Translating that kind of content across formats to something more substantive like a blog takes some thought and observation of the community.

Online engagement is many kinds of thing, not A Thing.

If you want a thoughtful community, such as the kinds of people who read books and then think about them, the standards of clickbait writing and SEO aren’t necessarily good predictors of what to do online. It’s more likely the community will arise around the books, not the website or social media channels.

The exception is the ubiquitous category of saccharine inspirational/self-help, which is stupid easy to launch via lizard tactical. Lizards are keen on wallowing and will return to it repeatedly.

For the human brains, once your community starts to come together, online tools may serve various purposes that can be discovered by listening. If they come, they will tell you how to build it.

If you want virality, you should know why you want it instead of just flailing for it. Does it have anything at all to do with your writing goals? Or does it just seem like something you have to achieve in order to build your reputation? If the latter, screw that bull hockey entirely.

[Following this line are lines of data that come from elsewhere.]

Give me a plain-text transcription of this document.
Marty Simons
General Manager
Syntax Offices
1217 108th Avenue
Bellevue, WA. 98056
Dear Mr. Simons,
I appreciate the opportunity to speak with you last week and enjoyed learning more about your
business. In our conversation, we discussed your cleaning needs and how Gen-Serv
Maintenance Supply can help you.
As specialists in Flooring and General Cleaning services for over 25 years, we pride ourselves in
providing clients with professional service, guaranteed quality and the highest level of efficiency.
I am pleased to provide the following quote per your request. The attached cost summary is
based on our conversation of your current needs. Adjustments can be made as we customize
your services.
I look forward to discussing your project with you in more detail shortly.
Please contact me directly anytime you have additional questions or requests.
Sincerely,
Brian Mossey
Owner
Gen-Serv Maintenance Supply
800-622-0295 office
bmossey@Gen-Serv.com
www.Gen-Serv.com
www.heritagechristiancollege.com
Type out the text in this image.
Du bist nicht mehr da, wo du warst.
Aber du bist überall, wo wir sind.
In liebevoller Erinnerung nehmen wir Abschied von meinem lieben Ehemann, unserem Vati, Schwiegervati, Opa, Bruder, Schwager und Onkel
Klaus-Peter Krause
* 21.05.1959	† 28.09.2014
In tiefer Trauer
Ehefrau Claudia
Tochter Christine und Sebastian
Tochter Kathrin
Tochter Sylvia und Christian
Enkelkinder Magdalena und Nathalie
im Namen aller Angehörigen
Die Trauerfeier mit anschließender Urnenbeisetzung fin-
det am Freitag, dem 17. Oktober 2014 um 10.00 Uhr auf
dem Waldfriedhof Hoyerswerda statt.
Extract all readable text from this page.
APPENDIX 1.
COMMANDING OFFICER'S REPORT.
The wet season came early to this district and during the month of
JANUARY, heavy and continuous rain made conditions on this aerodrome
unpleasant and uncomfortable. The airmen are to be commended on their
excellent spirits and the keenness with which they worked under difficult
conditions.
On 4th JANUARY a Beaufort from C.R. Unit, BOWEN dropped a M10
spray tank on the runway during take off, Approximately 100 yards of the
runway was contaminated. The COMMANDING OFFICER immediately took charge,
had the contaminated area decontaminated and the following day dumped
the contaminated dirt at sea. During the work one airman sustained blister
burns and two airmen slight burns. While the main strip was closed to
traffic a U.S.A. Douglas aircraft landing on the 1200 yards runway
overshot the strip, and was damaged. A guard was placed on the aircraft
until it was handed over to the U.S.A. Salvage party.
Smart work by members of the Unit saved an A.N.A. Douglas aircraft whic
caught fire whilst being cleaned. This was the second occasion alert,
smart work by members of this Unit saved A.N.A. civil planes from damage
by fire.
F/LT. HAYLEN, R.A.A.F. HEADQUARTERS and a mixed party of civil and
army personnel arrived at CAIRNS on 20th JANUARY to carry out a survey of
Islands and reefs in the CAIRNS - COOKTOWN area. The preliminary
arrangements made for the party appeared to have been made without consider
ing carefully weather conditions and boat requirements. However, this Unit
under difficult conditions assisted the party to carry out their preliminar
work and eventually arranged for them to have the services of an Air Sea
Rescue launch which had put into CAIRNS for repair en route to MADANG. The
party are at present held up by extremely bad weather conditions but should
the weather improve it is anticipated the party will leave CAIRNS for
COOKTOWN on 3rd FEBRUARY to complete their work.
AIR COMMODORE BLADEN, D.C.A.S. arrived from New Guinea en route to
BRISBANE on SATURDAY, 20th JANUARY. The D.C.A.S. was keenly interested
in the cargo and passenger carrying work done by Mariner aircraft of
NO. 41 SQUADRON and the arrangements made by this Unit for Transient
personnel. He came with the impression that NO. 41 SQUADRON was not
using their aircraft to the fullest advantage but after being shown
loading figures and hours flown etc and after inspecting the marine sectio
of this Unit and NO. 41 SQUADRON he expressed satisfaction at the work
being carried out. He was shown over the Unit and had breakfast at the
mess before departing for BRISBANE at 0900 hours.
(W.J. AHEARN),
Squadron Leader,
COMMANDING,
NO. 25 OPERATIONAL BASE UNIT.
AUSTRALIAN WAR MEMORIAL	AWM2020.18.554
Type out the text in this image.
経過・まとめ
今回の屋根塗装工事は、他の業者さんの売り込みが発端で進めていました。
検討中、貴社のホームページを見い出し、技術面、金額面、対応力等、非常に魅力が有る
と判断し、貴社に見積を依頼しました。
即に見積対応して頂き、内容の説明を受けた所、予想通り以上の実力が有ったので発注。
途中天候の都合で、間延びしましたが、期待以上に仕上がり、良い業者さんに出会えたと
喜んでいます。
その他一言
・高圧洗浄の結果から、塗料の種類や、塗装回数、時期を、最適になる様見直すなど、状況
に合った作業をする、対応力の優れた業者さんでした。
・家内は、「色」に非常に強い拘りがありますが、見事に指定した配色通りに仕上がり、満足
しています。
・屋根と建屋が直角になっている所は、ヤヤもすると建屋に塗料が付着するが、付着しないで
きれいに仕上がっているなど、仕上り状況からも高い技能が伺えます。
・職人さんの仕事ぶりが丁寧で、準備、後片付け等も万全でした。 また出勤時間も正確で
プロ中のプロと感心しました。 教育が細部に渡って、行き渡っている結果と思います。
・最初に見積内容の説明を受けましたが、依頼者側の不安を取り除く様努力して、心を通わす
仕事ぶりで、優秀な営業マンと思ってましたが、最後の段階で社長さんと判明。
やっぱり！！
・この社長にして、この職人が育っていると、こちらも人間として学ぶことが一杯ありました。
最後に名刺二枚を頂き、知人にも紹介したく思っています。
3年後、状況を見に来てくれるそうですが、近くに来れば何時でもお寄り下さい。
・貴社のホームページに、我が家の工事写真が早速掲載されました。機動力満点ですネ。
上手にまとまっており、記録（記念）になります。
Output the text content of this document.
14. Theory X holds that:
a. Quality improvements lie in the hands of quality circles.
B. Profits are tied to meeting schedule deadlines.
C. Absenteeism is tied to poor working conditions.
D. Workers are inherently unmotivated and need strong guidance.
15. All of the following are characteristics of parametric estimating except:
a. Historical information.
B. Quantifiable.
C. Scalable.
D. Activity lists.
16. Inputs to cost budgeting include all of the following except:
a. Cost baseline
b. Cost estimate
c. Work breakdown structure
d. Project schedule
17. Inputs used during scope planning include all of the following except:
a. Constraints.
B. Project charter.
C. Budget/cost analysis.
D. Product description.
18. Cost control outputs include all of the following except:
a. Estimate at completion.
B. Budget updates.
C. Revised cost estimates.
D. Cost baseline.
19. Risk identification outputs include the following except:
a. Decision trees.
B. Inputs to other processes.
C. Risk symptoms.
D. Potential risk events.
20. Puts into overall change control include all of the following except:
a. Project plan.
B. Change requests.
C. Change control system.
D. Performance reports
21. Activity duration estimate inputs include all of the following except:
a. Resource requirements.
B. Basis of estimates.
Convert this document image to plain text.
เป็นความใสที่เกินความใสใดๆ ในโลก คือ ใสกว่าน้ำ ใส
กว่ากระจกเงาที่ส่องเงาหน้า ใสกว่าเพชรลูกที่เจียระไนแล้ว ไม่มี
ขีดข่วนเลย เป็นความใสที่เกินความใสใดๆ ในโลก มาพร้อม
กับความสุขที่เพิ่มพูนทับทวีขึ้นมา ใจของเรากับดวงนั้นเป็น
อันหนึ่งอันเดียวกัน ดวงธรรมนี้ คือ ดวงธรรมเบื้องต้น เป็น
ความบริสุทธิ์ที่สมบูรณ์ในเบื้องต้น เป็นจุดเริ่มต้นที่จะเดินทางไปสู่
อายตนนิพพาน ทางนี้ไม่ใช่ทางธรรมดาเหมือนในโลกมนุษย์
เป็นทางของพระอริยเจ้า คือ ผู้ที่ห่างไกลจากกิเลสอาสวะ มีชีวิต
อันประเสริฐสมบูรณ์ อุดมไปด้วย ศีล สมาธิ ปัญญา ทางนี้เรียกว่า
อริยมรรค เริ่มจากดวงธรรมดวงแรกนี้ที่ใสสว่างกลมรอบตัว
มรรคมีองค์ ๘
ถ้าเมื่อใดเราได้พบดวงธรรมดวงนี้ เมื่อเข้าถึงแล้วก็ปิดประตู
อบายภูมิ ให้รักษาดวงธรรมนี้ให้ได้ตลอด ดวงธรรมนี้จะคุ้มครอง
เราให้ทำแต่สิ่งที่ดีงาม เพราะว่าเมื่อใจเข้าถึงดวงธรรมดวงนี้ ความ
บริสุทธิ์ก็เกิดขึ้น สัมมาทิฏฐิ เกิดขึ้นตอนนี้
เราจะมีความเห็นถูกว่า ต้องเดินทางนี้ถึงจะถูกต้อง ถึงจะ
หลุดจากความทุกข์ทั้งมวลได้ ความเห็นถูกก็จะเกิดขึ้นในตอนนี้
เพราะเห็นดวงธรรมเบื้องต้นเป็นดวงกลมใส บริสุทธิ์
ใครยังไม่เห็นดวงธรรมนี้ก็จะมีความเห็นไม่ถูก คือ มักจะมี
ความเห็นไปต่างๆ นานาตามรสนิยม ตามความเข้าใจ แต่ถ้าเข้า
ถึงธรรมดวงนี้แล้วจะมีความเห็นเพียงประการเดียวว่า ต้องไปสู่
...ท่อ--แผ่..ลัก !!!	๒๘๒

If you want to write a how-to site that allows you to promote related products and receive sponsorship, that’s another animal than being a novelist. It can work well for non-fiction writers.

Writers are also many kinds of thing, not A Thing.

It pays to filter for where your sources of advice are coming from. It also pays to think about how you can adapt some of these practices to fit your purposes. Just don’t let all the opinions out there engage your lizard brain.